Although things are better here for Holly now that she has put down her own roots here and has many friends, she still thinks about those difficult times.

Holly recalled that the most recent time she experience­d anything similar here was in 2014.

‘I worked in a restaurant in Gorey for six years, until 2014, but there still would have been some issues. For example I’d go to take an order from people and they’d say they didn’t understand what I was saying, and asked whether I spoke English. I could be serving a table and people might go to whoever was supervisin­g and put in some form of complaint and the reason wouldn’t be valid. Sometimes customers would look to engage with another female waitresses rather than myself, the owner would notice it too,’ she said.

Holly said that she believes there change will come on the issue of racism in her lifetime.

‘I was very emotional writing that post and naming Gorey, I would have never written that post in 2001 because I would have had the fear of what I would have gotten back from people my own age but now I don’t have that fear at all, that’s a huge contrast definitely.

‘I’ve had private messages from people all over the world since I put it up and all I’ve gotten is support. So many people that I’m close with didn’t even realise that was my experience where they live, they found it hard to believe. That was a huge eye opener for people who may have been in denial that racism was an issue in Ireland, let alone Gorey.

‘I wanted to highlight that racism is still here, but it has changed from what I experience­d back then.

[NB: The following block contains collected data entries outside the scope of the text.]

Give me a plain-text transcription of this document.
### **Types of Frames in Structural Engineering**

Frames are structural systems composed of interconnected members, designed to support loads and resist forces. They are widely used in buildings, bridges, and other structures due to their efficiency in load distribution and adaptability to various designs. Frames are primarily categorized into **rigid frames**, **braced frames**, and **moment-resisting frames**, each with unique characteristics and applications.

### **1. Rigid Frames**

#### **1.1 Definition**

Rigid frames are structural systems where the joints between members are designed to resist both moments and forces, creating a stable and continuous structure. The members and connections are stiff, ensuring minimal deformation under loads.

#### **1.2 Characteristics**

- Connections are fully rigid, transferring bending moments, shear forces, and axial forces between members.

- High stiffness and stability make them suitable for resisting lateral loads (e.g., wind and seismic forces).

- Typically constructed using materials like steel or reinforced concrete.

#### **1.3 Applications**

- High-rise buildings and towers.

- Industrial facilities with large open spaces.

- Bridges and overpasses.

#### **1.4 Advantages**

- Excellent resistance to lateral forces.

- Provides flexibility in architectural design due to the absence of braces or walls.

From the comments I’ve gotten I’ve noticed that people are saying it’s not just people of colour, as if racism is just white towards people’s skin colour, but I’ve friends who are travellers, Chinese and my best friend is Polish and they still have to overcome different obstacles because of their racial background­s,’ she said.

Holly said that she does not want to promote mass gatherings, and is protesting in her own home using social media.

‘I think the Black Lives Matter protests have served a purpose for getting justice for George Floyd, but the only thing in Ireland that people can do is to constantly have the conversati­ons at home, and educate themselves about racism.

‘I do not want my story to cover the backlash of large gatherings, that was not it’s purpose. I believe when there is wrong in the world, people should speak out for change and do so safely’.